# **Data Cleaning & Preparation**

**CATEGORICAL**
- Nominal: Laki-laki (3), Perempuan (2)
- Ordinal: SD (1), SMP (4), SMA (9), PT (10), skala likert

**CONTINOUS**
- Interval: data pengukuran (suhu) - tidak ada nol mutlak, suhu 0 C
- Rasio: data hitungan/pengukuran yang memiliki nol mutlak - jarak, kedalaman

### Encode Categorical Data

### **Target Pertemuan**

<hr>

**Tujuan Instruksional Umum:** Peserta mampu mempersiapkan data untuk pembuatan model machine learning.

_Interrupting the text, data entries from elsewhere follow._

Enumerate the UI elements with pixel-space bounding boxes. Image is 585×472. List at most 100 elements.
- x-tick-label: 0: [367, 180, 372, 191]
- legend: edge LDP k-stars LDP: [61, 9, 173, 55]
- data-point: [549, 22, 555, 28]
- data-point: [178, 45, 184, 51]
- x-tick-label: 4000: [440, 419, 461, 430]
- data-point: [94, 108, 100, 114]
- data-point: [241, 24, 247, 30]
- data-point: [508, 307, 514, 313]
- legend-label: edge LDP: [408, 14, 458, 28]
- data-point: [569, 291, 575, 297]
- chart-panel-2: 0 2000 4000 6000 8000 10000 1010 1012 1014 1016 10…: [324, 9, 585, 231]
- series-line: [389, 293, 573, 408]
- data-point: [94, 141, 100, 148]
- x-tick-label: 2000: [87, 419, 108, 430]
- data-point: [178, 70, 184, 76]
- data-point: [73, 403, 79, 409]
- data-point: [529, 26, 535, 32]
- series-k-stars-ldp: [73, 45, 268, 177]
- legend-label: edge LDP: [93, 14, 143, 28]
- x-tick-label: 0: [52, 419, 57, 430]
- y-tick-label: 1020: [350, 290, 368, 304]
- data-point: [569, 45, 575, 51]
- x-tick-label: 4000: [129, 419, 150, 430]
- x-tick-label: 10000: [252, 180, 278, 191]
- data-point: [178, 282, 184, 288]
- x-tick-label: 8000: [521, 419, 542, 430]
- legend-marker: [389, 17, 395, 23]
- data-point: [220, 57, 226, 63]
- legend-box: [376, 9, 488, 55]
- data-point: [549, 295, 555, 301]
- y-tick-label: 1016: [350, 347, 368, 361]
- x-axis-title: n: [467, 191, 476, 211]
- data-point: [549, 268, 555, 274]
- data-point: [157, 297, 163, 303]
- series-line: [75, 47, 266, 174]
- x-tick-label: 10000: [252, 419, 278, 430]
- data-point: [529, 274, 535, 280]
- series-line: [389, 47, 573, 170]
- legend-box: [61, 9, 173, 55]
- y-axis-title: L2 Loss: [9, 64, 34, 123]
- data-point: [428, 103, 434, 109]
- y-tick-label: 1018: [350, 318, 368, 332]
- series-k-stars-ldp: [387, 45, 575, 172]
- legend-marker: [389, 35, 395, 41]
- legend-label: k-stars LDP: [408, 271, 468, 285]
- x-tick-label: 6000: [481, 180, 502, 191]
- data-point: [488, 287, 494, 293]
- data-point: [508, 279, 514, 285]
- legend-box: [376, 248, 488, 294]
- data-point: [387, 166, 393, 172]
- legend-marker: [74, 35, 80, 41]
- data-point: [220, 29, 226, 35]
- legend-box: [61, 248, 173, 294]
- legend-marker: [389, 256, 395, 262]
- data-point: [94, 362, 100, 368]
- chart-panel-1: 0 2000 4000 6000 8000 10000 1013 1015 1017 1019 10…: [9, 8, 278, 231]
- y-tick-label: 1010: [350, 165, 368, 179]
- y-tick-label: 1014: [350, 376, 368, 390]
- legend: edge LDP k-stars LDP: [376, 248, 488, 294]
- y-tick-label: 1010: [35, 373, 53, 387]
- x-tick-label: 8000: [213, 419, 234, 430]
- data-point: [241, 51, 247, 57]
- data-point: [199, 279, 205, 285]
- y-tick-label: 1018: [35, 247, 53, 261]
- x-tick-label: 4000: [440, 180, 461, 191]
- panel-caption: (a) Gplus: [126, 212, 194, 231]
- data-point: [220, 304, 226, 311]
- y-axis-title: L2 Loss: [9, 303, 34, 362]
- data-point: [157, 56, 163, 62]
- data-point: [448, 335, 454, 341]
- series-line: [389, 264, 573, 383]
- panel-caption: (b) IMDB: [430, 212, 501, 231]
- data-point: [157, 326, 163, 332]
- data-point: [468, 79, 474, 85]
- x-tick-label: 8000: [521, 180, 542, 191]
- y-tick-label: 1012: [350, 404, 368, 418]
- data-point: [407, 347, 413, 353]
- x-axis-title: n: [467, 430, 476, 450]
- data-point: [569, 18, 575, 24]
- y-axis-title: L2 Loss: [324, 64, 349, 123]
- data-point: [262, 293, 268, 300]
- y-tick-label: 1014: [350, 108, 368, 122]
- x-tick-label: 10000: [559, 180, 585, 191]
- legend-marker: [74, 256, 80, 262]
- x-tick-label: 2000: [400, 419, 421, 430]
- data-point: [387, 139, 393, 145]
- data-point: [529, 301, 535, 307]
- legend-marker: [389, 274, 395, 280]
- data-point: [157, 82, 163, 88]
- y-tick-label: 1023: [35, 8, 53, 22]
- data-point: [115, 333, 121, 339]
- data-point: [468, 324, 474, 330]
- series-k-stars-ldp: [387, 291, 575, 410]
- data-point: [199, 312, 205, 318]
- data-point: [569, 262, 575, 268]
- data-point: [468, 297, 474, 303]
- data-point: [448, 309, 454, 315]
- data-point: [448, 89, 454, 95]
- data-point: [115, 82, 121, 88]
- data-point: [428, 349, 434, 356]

**Pertemuan** Peserta mampu mengelola data kategorial (Encode Categorical Data).

<hr>

## **Encode Categorical Data**

### **Intro**

In most data science problems, our datasets will contain categorical features. Categorical features contain a finite number of discrete values. How we represent these features will have an impact on the performance of our model. Like in other aspects of machine learning, there are no silver bullets. Determining the correct approach, specific to our model and data is part of the challenge.

Most of the Machine learning algorithms can not handle categorical variables unless we convert them to numerical values. Many algorithm’s performances vary based on how Categorical variables are encoded.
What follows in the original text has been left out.